Endpoint threat detection and visibility is a key component of a zero trust strategy that also includes a zero trust architecture, identity-based access controls, logging, and analytics.

What’s the Difference Between EDR and XDR?

You can think of XDR as an evolution of EDR that pairs broad-scope data collection as well as threat detection and response solutions with security orchestration. By collecting telemetry from your entire ecosystem—endpoints, clouds, networks, threat intelligence feeds, and more—XDR enables security analysts to conduct faster and more accurate detection, correlation, threat hunting, and incident response than EDR alone.

Learn more in our full article: What Is XDR?

 

How Zscaler Can Help

Zscaler partners with leading endpoint security innovators to provide end-to-end threat detection, intel sharing, remediation, and device posture-driven access control to all on-premises and cloud apps. Tightly integrated with the Zscaler Zero Trust Exchange™ platform, our partners offer flexible, reliable EDR and XDR solutions to support your organization through digital transformation and beyond.

Learn more about our endpoint security partnerships with Microsoft, CrowdStrike, SentinelOne, and VMware Carbon Black.

Suggested Resources

FAQs

What’s the Difference Between EPP and EDR?

Endpoint protection platforms (EPP) and endpoint detection and response (EDR) are both endpoint security solutions.
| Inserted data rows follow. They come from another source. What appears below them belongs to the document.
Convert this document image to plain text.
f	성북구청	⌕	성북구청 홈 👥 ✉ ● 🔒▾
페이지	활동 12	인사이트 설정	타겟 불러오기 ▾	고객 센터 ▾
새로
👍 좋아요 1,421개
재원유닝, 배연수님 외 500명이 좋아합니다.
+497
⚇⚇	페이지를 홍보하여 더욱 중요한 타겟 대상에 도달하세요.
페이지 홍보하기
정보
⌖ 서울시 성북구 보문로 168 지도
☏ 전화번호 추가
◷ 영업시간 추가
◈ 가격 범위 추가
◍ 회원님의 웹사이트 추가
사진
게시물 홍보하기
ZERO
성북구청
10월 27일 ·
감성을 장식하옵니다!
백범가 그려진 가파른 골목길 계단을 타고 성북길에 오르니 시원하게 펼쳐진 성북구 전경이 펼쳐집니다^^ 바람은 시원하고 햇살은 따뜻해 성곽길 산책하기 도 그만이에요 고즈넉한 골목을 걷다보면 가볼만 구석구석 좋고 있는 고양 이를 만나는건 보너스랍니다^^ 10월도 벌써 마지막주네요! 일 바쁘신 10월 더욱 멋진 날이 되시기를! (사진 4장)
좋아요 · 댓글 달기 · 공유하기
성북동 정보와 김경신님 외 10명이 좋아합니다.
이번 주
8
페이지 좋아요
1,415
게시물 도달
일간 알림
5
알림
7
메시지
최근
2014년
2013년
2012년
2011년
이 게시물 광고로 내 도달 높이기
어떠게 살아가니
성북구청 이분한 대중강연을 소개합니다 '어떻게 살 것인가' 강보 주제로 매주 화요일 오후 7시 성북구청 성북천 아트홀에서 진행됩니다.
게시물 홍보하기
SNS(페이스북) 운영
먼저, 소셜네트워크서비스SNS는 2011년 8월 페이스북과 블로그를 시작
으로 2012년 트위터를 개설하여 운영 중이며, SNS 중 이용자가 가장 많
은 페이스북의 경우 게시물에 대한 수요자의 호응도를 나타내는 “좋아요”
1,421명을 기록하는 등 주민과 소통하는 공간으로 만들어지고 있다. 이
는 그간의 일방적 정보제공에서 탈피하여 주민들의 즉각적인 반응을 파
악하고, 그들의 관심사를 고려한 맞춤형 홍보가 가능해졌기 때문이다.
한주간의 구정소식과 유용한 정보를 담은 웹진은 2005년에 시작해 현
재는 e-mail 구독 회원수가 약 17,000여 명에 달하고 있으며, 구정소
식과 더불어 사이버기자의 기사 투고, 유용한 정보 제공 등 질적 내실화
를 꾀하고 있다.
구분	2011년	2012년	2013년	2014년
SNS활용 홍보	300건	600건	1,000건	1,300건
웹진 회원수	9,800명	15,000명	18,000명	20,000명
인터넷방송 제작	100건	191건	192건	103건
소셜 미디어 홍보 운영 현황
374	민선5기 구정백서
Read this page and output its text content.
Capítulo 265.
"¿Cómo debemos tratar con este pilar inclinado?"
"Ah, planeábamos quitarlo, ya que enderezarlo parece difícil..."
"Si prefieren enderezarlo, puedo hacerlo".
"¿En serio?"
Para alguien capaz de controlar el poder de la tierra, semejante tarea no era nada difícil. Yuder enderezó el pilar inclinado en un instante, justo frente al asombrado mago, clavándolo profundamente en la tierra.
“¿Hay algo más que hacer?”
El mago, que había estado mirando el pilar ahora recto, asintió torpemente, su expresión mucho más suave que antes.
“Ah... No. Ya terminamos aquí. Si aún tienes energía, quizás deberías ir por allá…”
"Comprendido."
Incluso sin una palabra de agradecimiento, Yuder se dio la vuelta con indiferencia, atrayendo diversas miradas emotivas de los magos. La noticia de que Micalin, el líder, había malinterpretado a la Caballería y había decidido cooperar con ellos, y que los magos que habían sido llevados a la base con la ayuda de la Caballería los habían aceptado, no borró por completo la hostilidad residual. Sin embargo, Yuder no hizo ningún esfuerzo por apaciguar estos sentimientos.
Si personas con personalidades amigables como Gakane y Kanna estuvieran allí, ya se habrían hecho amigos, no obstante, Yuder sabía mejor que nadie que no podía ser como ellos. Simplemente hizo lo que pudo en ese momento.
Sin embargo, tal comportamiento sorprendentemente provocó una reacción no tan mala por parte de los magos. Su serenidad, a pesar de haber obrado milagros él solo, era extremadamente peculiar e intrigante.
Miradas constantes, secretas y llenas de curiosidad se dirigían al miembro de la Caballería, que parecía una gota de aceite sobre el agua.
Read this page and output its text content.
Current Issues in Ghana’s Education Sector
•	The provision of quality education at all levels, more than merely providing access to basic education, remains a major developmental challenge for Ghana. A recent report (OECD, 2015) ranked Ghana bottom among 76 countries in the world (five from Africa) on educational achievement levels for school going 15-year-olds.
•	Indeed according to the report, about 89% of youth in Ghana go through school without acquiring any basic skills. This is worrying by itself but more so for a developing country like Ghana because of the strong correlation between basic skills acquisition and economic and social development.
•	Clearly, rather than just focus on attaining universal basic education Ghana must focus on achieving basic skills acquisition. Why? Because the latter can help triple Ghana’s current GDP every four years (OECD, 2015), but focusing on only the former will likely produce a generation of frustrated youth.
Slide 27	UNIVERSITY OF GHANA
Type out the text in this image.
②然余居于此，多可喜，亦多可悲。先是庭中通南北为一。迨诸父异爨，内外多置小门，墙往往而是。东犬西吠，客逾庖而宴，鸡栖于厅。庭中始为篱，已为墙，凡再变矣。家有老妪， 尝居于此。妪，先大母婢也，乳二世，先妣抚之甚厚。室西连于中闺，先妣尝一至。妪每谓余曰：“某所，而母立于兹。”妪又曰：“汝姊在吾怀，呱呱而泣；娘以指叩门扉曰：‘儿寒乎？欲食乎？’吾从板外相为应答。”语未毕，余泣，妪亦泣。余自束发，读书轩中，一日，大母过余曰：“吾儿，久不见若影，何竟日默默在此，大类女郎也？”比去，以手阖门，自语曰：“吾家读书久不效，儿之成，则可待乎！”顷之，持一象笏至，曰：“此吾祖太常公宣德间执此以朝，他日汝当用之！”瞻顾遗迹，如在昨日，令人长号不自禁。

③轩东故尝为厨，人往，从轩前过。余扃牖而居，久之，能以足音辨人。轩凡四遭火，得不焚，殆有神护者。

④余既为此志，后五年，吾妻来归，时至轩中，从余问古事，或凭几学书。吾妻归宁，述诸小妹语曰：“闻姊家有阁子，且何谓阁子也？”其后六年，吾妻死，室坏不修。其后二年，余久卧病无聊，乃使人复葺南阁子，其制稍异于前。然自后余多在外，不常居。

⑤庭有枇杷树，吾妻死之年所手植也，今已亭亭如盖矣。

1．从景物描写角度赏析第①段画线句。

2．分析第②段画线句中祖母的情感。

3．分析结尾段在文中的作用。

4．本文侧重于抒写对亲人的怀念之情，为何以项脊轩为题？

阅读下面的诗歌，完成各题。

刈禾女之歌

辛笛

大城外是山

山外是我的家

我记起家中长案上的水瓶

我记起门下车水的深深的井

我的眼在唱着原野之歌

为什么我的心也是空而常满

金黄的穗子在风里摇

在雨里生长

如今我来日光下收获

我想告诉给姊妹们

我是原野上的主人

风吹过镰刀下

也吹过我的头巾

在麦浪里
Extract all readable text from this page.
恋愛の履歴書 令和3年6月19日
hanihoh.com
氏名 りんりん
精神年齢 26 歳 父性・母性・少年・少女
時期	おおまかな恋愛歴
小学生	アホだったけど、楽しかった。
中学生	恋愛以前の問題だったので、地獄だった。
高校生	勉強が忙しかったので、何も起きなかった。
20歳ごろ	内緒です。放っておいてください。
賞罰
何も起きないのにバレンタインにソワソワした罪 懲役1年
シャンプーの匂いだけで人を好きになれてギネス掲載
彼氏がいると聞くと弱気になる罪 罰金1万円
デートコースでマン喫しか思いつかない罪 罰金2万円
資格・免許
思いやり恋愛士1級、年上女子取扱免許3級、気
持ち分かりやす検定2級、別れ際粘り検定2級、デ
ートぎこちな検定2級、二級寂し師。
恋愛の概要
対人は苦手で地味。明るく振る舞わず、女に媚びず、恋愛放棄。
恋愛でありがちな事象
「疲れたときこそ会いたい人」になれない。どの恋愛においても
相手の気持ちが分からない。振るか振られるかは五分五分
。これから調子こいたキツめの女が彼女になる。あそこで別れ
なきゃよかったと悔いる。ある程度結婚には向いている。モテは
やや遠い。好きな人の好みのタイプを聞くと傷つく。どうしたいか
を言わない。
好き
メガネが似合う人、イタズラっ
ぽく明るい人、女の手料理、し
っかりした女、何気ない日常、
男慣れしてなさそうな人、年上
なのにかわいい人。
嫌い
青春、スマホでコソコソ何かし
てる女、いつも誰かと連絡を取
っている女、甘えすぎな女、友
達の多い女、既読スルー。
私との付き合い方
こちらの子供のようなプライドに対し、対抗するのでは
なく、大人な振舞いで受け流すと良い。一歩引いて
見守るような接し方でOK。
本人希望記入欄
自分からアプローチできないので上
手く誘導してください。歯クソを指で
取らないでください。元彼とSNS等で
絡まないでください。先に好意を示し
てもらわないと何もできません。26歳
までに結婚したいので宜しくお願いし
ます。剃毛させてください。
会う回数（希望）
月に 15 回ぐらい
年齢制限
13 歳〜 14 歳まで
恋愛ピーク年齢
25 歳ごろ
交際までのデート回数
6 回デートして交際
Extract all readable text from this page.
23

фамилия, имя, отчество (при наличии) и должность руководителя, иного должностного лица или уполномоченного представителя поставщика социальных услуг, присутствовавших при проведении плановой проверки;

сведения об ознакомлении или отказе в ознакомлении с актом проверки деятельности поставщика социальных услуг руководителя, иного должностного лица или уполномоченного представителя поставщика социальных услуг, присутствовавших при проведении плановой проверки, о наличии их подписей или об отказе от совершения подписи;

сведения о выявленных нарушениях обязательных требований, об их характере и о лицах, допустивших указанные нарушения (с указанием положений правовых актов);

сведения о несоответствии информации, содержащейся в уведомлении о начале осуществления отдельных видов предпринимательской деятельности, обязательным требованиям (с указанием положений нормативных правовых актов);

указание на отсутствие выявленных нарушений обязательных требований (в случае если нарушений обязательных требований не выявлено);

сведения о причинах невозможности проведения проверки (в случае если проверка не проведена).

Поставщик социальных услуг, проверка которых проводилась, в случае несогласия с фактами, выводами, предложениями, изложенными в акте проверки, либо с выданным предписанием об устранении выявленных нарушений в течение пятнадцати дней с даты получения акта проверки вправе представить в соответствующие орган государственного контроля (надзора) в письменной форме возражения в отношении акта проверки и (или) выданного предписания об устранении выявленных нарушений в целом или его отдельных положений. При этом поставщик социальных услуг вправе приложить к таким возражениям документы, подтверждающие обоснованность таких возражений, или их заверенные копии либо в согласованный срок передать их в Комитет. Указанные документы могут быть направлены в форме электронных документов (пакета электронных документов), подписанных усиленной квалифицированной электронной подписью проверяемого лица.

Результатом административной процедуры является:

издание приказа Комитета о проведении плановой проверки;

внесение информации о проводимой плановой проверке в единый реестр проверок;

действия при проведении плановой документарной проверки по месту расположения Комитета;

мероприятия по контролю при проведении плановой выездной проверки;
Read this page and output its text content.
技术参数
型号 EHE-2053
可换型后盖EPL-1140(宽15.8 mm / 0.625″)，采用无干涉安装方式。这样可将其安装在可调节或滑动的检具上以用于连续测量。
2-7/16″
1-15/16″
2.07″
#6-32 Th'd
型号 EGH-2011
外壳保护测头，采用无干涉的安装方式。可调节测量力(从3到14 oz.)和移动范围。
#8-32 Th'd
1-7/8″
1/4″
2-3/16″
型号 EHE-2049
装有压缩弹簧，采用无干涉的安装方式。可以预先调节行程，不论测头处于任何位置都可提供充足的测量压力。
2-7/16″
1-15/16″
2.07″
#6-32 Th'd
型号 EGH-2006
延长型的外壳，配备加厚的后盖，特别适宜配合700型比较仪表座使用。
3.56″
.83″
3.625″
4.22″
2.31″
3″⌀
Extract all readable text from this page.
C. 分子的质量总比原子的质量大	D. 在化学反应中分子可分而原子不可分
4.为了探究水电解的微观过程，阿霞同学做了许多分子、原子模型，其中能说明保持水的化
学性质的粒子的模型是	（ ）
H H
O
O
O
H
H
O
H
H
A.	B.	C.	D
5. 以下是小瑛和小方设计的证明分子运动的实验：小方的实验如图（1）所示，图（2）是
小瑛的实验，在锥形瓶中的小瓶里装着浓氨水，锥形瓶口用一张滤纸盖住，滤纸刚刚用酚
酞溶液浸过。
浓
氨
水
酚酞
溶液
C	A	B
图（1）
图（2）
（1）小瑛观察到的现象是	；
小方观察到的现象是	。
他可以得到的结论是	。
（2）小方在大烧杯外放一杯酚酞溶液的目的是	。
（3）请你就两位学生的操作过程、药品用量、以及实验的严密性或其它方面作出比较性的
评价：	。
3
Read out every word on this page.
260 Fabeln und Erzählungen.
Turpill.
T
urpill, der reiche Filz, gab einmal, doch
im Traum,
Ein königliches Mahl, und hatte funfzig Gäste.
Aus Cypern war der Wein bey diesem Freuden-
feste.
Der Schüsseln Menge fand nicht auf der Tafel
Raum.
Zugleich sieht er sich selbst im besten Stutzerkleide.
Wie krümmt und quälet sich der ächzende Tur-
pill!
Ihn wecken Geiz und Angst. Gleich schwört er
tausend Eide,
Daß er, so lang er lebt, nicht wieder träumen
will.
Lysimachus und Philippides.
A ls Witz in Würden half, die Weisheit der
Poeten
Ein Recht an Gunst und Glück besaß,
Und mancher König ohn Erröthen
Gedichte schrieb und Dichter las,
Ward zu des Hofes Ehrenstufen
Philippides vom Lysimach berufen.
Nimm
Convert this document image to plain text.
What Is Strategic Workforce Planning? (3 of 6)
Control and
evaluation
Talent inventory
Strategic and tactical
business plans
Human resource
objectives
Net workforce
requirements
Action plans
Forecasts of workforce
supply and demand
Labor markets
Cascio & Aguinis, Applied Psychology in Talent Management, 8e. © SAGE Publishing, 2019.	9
Generally speaking, the difference between them is that EPP works to stop threats from reaching an endpoint, whereas EDR works to counteract threats that have already reached an endpoint. In this way, EPP and EDR could be considered the first and second lines of defense, respectively.

What's the Difference Between an Endpoint and EDR?

Endpoints are devices that are connected to and communicate with a network, such as smartphones, IoT devices, desktop and laptop computers, and servers. EDR tools exist to counteract threats that make their way through a network's defenses and onto endpoints. You could think of an endpoint as a body and EDR as its immune system.

What's the Difference Between EDR and SIEM?

EDR and security information and event management (SIEM) are distinct security tools. EDR focuses on monitoring and responding to threats on endpoints, leveraging endpoint-specific data and behavioral analysis. SIEM, meanwhile, aggregates and correlates data from various sources across an organization's IT ecosystem, providing a centralized view of security events to support threat analysis. Both EDR and SIEM can extend their functionality to cloud-based environments.

Is EDR a Firewall or Replacement for Antivirus?

EDR is generally a complement to antivirus and firewall solutions, not a replacement for them, because EDR and firewall/AV have different core functionality. Basically, firewalls and antivirus are there to keep threats out of the network, whereas EDR is there to fend off threats that have already gained access to the network.

Some EDR solutions also include antivirus functionality, which remains an effective measure against known threats.